Jailing Immigrants Makes Business Boom
The article makes clear that the increase in detained immigrants does not owe its cause to an increase in undocumented immigration but rather to an increase in enforcement and a decline in releasing captured undocumented immigrants on their own recognizance.
The point is that many of those detained have yet to have their cases decided -- remember innocent until proven guilty? -- and yet can be held indefinitely -- without such basic rights as habeas corpus or access to counsel that we afford even the most violent alleged criminals -- as authorities mire through cases. Kolodner raises other serious concerns with this policy:
"Immigrant advocates say health care at some centers has fallen short. They contend that some centers have treated immigrants as if they are criminals — restricting their movements unnecessarily, for instance — even though many are still awaiting a ruling on their legal status.
"Because those who cross the border illegally are not considered criminals, they are not automatically assigned a lawyer. But, the advocates say, there have been repeated instances when immigrants have not had access to working phones to call for legal assistance."
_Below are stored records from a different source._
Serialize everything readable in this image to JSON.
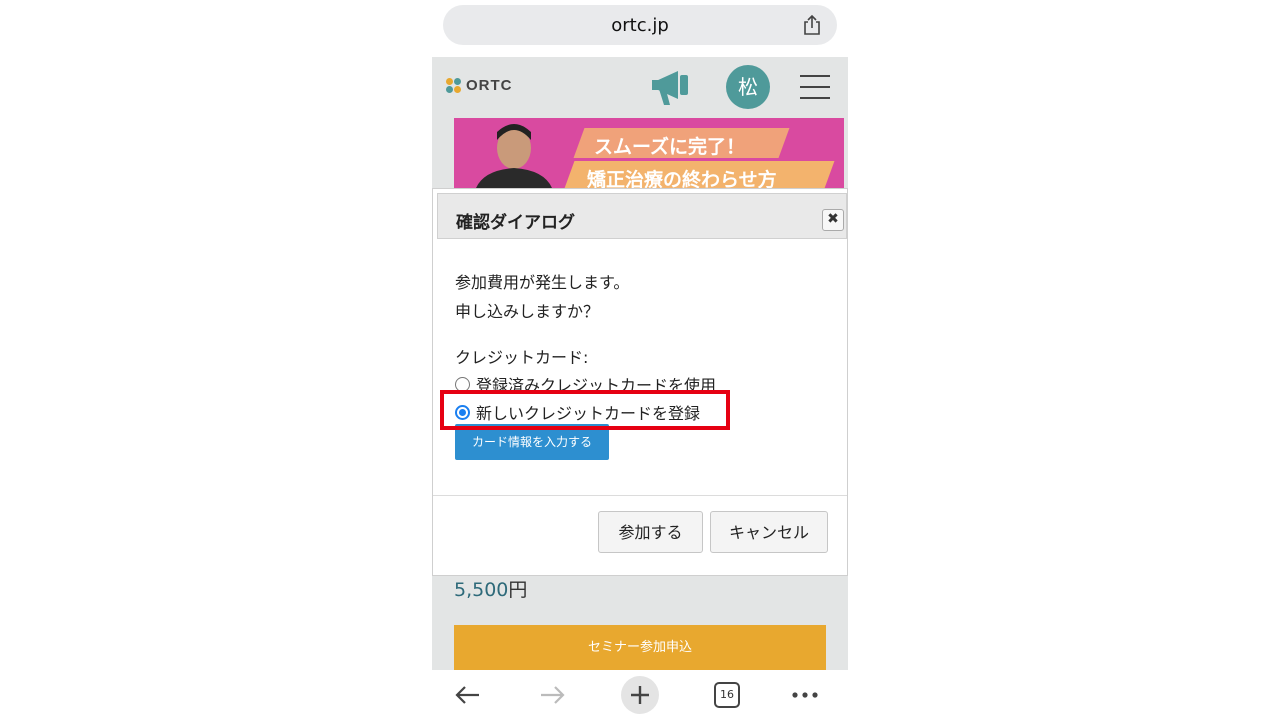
{
  "browser": {
    "url": "ortc.jp",
    "tab_count": "16"
  },
  "site": {
    "logo_text": "ORTC",
    "avatar_initial": "松",
    "banner_line1": "スムーズに完了！",
    "banner_line2": "矯正治療の終わらせ方",
    "price_value": "5,500",
    "price_unit": "円",
    "seminar_button": "セミナー参加申込"
  },
  "dialog": {
    "title": "確認ダイアログ",
    "message_line1": "参加費用が発生します。",
    "message_line2": "申し込みしますか？",
    "card_label": "クレジットカード:",
    "options": [
      {
        "label": "登録済みクレジットカードを使用",
        "checked": false
      },
      {
        "label": "新しいクレジットカードを登録",
        "checked": true
      }
    ],
    "card_info_button": "カード情報を入力する",
    "confirm_button": "参加する",
    "cancel_button": "キャンセル"
  },
  "colors": {
    "accent_blue": "#2d8fd0",
    "radio_blue": "#1a7ff0",
    "highlight_red": "#e60012",
    "seminar_orange": "#e8a82f",
    "avatar_teal": "#4f9a9a"
  }
}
The companies of course deny these claims. But beyond questions of human rights abuses and prison profiteering, there lies the simple question of the burden on the ordinary USian, one of the top reasons anti-immigration folks cite as a detriment of undocumented immigration. Treating the undocumented as criminals means not only kicking them out but includes the logistics of locking them up and processing them before deporting them. And look at this:
"The detention market is projected to increase by $200 million to $250 million over the next 12 to 18 months, according to Patrick Swindle, a managing director at Avondale L.L.C., an investment banking firm that has done business with both Geo and Corrections Corp."
We'll ignore the hopefully ironic surname of the source here and focus instead on those numbers. $200 million to $250 million in less than a year and a half? And some of those detained might even win their cases, making the money spent on them doubly wasted. Granted "catch and release" -- a rather disgusting fishing term to use on people -- might give some the opportunities to slip out of the law's grasp, but how many allegedly serious criminals do we release into freedom to await trial? (And by "serious criminals" I mean those who have allegedly done more than stand on the wrong side of an invisible line or use someone else's ID. Can you imagine the uproar if rich teens caught with fake IDs trying to enter bars and clubs were detained to await trial?)
So, those who decry more-accepting immigration policies as serving the interests of big business and burdening the American tax payers now see that stronger enforcement does not eliminate their concerns. Things get muddier.